Friday, 14 December 2012

Friday, December 14/2012





Sunny and warm again and off to the harbour. Stop first at the post office and then down past a small cemetery. It's crowded as are all Cypriot graveyards - more graves than yard. The monuments are large but there is no green space in between them, except for small weeds growing through the stones in the narrow pathways around the graves. A little like a much smaller version of Pere Lachaise Cemetery in Paris, concreted burial place of Oscar Wilde and Jim Morrison, amongst others. there is a problem that Cyprus doesn't share with Paris, though. It's a small island and the earth covering is often thin. And there are no modern cremation facilities, although the Orthodox Church has dropped its official opposition. It's almost impossible to buy plots, graves are so shallow that they can be detected by odour after a heavy rain, and multiple use is common. There is no more room.
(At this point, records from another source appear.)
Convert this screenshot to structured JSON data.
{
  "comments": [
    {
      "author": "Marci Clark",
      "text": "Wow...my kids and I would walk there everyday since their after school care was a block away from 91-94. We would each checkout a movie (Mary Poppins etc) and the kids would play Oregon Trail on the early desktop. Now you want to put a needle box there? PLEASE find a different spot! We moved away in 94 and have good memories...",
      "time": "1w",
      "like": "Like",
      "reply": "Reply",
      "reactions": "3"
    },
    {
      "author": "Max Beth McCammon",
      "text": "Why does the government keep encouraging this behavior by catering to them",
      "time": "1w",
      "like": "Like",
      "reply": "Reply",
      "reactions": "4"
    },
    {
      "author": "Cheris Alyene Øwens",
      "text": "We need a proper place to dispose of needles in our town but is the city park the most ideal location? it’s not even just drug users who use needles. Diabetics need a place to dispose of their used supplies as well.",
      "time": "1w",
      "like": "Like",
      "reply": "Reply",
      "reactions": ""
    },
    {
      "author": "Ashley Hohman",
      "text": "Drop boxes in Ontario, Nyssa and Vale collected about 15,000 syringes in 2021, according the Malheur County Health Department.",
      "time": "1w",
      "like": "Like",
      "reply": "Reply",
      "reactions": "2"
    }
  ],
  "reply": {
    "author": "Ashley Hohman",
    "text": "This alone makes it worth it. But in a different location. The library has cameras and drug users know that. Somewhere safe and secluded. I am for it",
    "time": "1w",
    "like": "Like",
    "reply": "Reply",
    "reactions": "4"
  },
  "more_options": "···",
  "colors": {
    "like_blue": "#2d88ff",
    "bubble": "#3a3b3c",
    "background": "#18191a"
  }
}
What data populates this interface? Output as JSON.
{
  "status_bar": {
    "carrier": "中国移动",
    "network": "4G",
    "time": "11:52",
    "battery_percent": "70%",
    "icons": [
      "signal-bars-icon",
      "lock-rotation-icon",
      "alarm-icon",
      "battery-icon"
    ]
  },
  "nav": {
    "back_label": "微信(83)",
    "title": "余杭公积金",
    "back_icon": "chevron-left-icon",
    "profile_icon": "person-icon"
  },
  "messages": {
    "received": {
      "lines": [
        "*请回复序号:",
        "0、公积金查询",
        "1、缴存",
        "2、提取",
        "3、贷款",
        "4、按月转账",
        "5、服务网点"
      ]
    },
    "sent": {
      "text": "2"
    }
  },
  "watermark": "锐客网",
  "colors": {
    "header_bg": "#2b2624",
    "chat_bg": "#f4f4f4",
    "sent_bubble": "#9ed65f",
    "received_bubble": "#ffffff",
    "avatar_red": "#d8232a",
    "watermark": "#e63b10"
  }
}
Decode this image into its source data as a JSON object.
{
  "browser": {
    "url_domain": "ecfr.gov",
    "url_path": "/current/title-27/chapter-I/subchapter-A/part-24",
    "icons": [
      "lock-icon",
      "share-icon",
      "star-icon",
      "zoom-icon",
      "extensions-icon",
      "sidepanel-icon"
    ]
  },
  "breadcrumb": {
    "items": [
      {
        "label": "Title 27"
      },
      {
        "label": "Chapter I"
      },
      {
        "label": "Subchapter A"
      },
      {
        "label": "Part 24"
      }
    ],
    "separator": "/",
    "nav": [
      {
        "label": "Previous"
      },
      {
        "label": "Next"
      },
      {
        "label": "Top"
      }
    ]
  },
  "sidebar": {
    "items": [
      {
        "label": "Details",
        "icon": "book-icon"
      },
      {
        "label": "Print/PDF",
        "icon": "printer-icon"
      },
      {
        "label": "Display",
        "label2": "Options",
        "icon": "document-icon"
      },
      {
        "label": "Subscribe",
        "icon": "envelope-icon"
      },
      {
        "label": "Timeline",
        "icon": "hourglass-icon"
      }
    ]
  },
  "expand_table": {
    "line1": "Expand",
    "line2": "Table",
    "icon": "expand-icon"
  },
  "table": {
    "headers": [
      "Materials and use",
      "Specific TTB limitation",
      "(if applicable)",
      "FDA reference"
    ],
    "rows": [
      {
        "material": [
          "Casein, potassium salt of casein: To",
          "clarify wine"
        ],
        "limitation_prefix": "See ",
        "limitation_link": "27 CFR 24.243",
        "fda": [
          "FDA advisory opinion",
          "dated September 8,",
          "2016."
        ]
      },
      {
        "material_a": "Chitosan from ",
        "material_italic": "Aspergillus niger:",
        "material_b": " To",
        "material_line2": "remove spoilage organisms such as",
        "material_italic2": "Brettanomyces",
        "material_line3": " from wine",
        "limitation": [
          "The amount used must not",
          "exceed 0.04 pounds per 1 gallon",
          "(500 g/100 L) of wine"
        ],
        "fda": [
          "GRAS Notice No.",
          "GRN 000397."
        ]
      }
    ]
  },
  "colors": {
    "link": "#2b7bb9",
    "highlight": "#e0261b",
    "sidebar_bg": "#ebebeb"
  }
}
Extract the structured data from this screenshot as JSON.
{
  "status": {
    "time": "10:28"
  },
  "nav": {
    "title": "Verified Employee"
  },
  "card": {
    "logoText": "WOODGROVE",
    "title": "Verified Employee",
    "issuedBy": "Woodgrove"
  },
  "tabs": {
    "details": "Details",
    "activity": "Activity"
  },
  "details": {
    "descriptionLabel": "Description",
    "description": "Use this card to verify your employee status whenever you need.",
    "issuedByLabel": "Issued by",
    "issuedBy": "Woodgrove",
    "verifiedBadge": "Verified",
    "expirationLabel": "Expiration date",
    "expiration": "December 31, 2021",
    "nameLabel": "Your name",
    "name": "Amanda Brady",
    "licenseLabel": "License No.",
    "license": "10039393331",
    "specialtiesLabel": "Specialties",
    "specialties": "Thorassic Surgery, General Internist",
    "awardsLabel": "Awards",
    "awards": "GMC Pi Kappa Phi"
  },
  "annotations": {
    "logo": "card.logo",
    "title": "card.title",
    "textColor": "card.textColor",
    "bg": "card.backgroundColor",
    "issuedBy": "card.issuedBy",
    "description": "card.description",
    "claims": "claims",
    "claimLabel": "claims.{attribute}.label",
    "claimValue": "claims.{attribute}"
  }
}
Many restaurants near the harbour, but not all are open for the winter. Note the Asian ones - Japanese, Indian and Chinese. there is now a concerted, if unlikely, effort to attract Chinese tourists and the property developers have raised billboards around Paphos with messages in Chinese characters and smiling Asian faces.

The tourists would be welcome; there aren't nearly enough in the streets, and Cyprus has always longed for high class tourists, by which they mean not ones like us who cook their own food and buy few souvenirs. We walk past restaurants along the waterfront where the touts are hoping to persuade us to join the one or two couples enjoying a meal in the sun. Stop at an arts and crafts sale that is more crafts than arts, but interesting and not the usual kitsch. On the way back we meet an enormous pink pelican on the walkway by the restaurants, standing so still it looks like a cardboard cutouts, the black eye looking not only painted, but unconvincingly painted. A young woman comes along with a chihuahua sized dog. The dog is interested in making friends, but the pelican opens an enormous scissor-like beak with, clearly, thoughts other than friendship. Fortunately the dog is on a lead.